We'll know the smart grid can deliver when in at least one situation in the United States, however restricted geographically or functionally, interactive communications have helped consumers reduce their energy use and cut their electricity bills. When will that be?

Not this year. There have been some interesting attempts to demonstrate the smart grid, notably in Boulder and Tallahassee, but just because such projects are small does not necessarily mean they're well designed and executed. (Right around the time IEEE magazine published a report on the Boulder experiment, most of the executives managing it were replaced, prompting us to wonder whether it might turn out to be like Michael Armstrong's introduction of the telephony triple-play at the old AT&T—brilliant in principle, but mistimed, and mismanaged.) It’s possible that the first proof of principle will come instead from one of the huge smart meter installation programs, say in California or Florida.
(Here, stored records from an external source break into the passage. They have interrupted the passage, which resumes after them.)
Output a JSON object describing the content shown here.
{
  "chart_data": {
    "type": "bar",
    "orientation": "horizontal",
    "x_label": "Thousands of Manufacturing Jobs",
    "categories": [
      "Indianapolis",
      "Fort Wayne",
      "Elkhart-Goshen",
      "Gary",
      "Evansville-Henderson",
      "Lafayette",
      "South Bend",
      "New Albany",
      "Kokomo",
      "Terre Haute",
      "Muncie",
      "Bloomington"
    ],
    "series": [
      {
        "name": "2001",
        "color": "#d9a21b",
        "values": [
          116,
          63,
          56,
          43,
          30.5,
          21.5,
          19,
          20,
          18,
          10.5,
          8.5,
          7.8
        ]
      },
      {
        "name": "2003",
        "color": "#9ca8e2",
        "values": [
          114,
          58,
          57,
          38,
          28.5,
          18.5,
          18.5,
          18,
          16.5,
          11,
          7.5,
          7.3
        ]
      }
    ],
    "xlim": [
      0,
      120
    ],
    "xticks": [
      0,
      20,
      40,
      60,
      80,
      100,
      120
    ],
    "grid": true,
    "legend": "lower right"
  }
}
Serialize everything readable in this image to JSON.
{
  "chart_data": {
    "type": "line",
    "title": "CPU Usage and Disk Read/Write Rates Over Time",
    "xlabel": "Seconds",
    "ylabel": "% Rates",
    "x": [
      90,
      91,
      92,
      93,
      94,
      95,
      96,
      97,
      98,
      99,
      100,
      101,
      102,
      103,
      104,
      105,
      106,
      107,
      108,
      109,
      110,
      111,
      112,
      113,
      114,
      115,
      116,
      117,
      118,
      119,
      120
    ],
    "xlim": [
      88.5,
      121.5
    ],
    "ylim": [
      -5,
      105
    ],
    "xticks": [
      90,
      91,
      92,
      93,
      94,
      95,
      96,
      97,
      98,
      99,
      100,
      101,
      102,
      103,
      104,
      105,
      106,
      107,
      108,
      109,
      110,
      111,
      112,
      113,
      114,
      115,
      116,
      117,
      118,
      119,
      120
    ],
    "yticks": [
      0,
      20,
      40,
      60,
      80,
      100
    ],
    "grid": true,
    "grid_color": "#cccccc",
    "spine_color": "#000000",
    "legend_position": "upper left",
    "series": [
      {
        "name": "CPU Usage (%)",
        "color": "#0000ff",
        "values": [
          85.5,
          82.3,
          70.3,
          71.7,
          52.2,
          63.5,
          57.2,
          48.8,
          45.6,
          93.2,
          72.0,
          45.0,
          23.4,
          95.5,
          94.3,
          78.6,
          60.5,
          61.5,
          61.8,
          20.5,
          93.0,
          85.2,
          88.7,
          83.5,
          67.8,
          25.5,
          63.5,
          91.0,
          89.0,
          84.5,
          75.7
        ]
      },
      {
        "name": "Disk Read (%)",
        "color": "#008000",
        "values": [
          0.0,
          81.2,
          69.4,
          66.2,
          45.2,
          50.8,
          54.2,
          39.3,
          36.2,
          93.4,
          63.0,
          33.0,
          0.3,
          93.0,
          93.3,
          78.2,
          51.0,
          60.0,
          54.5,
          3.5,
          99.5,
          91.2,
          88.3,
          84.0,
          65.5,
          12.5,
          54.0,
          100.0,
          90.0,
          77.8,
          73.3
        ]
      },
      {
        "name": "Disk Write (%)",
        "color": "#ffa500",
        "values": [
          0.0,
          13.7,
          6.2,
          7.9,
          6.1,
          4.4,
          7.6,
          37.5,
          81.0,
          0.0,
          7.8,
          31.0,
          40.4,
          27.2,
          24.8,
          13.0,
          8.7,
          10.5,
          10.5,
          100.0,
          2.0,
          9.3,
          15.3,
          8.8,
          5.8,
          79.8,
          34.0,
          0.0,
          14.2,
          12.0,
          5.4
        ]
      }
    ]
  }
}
Of course there are smart grid projects directed strictly at efficiency and reliability, such as the MIdwest ISO’s installation of monitoring devices to test the power system's state 30 times a second, so that the system can run with smaller reserve capacity and greater ability to absorb intermittent generation like wind. That's all well and good. But citizens and consumers are not going to feel, broadly speaking, that the smart grid is a success unless they can see it helping them use energy better, both for their personal benefit and the common welfare.